Copies exécutoires République française

délivrées aux parties le : Au nom du peuple français

COUR D'APPEL DE PARIS

Pôle 1 - Chambre 5

ORDONNANCE DU 14 JANVIER 2025

(n° /2025)

Numéro d'inscription au répertoire général : N° RG 24/09778 - N° Portalis 35L7-V-B7I-CJQBG

Décision déférée à la Cour : Jugement du 20 Février 2024 - Tribunal de Commerce de BOBIGNY - RG n° 2021F01999

Nature de la décision : Contradictoire

NOUS, Laurent NAJEM, Conseiller, agissant par délégation du Premier Président de cette Cour, assisté de Cécilie MARTEL, Greffière.

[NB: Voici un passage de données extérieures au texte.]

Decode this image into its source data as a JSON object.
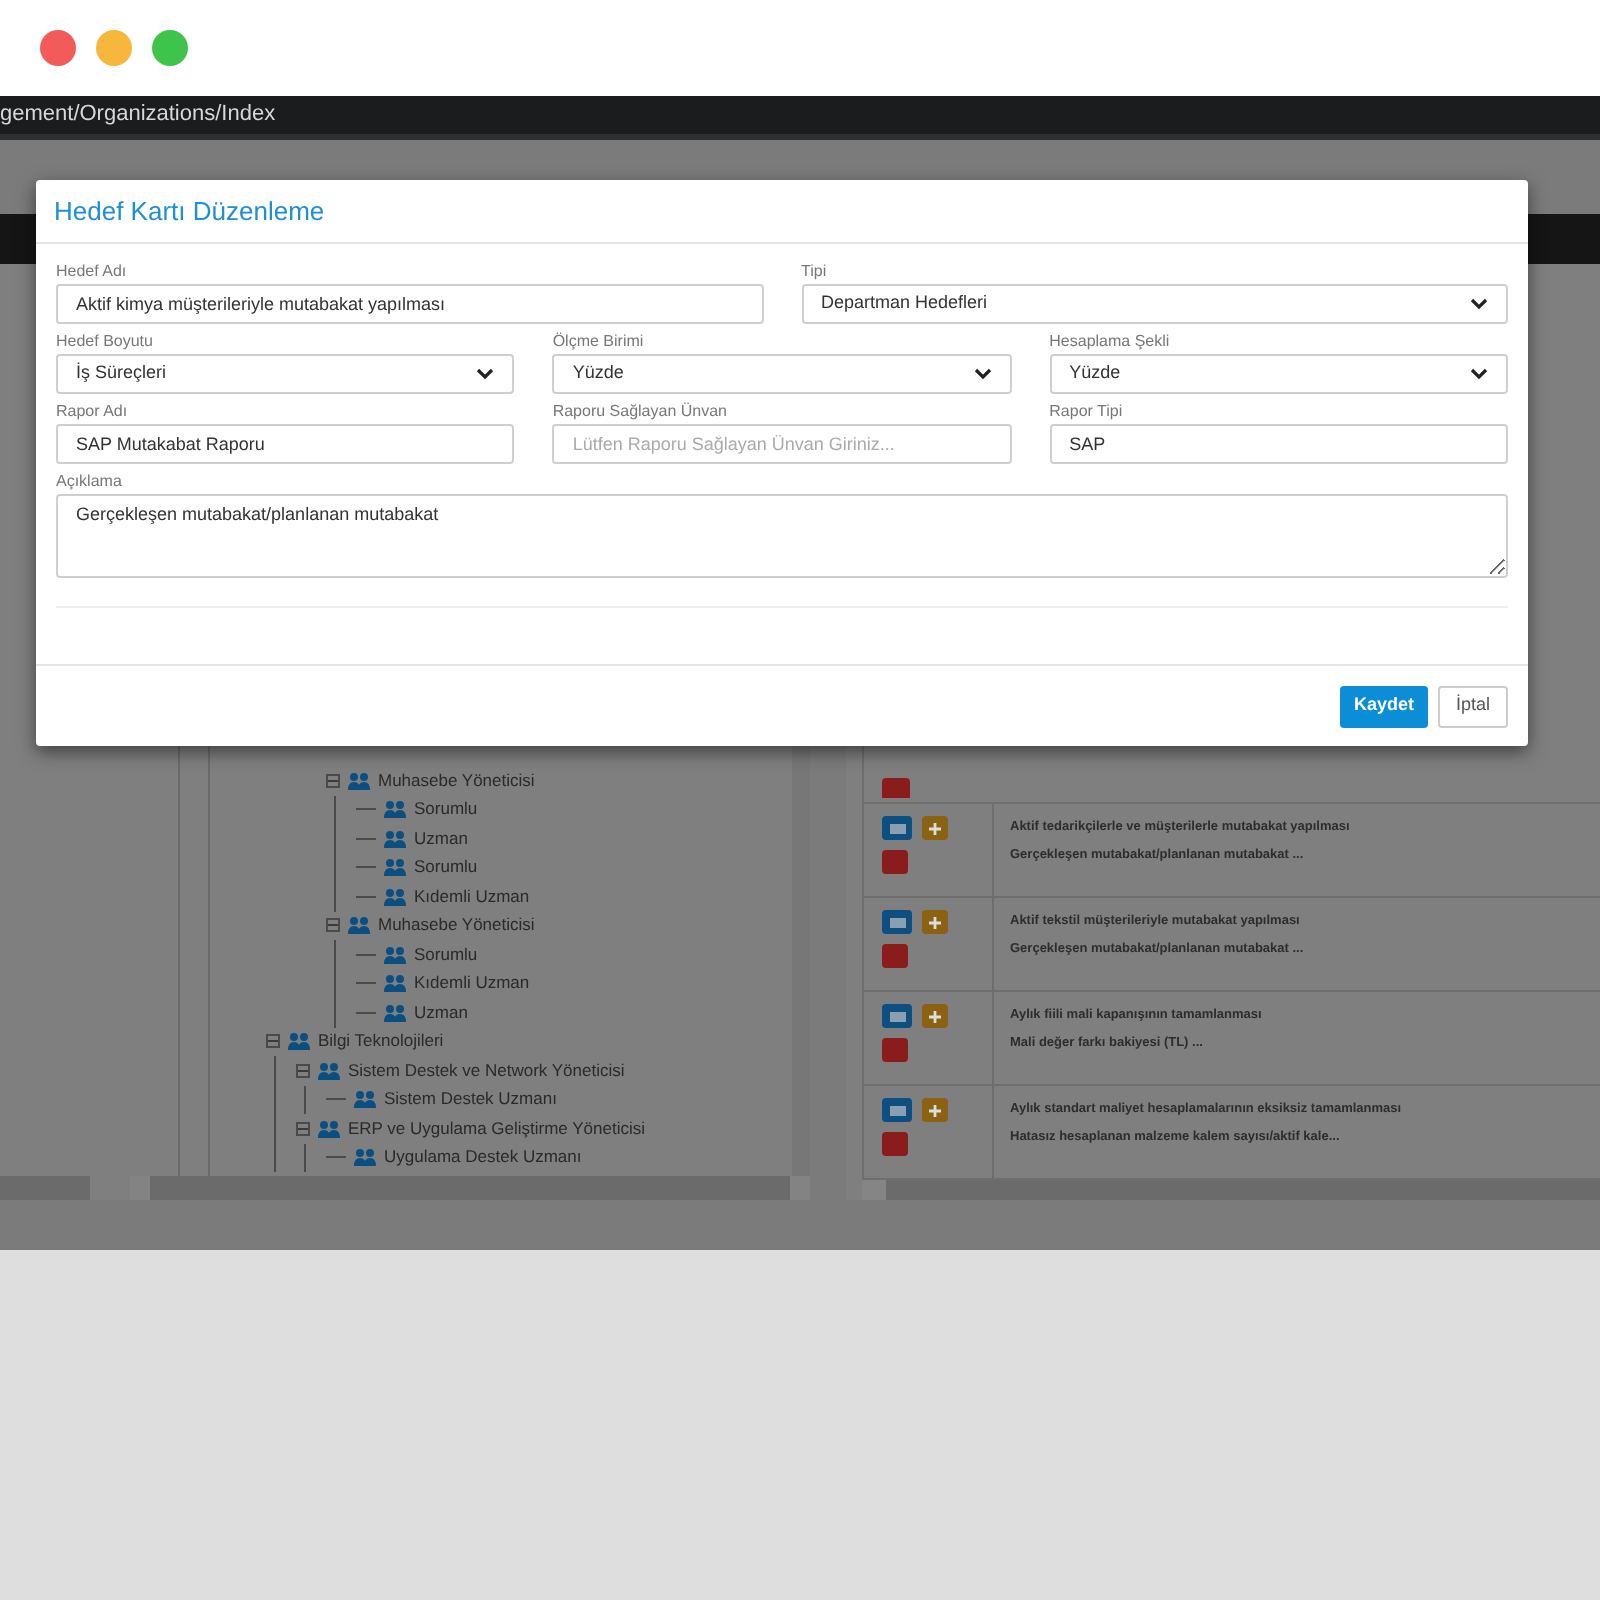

Vu l'assignation en référé délivrée à la requête de :

DEMANDEUR

S.A.S. BRICORAMA FRANCE

[Adresse 1]

[Localité 4]

Représentée par Me Marie-Laure BONALDI, avocat au barreau de PARIS, toque : B0936

Et assistée de Me Christophe ROUX substituant Me Samuel LEMAÇON de la SELAFA JEAN CLAUDE COULON ET ASSOCIES, avocat plaidant au barreau de PARIS, toque : K0002

à

DEFENDEUR

S.A.R.L. T'NET 93

[Adresse 2]

[Localité 3]

Représentée par Me Montasser CHARNI, avocat au barreau de SEINE-SAINT-DENIS, toque : BOB69

Et après avoir appelé les parties lors des débats de l'audience publique du 26 Novembre 2024 :

Par un jugement contradictoire en date du 20 février 2024, le tribunal de commerce de Bobigny a :

- Dit n'y avoir lieu à sursis à statuer dans l'attente de l'issue de la procédure pénale ;

- Reçu la SARL T'Net 93 en sa demande ;

- Débouté la demande de la SARL T'Net 93 de lui communiquer le contrat de cession de la société Bricorama France du 4 janvier 2018 passé par la SAS Bricorama au profit de la société ITM Entreprises et la dataroom y afférente, ainsi que l'astreinte ;

- Dit valide les deux signatures apposées sur le contrat du 1er janvier 2017 régularisé entre les sociétés T'Net 93 d'une part, et la société Bricorama d'autre part ;

- Dit qu'il n'y a pas lieu à statuer sur les demandes de la SARL STN ;

- Condamné la SAS Bricorama à payer à la SARL T'Net 93 la somme de 170 338, 92 euros à titre de dommages et intérêts pour rupture abusive et anticipée du contrat les liant et la déboute du surplus de sa demande ;

- Condamné la SAS Bricorama à payer à la SARL T'Net 93 la somme de 8 000 euros en application de l'article 700 du code de procédure civile ;

- Ordonné l'exécution provisoire ;

- Condamné la SAS Bricorama aux dépens ;

- Liquidé les dépens à recouvrer par le greffe à la somme de 61,54 € TTC dont 1,32 euros de TVA.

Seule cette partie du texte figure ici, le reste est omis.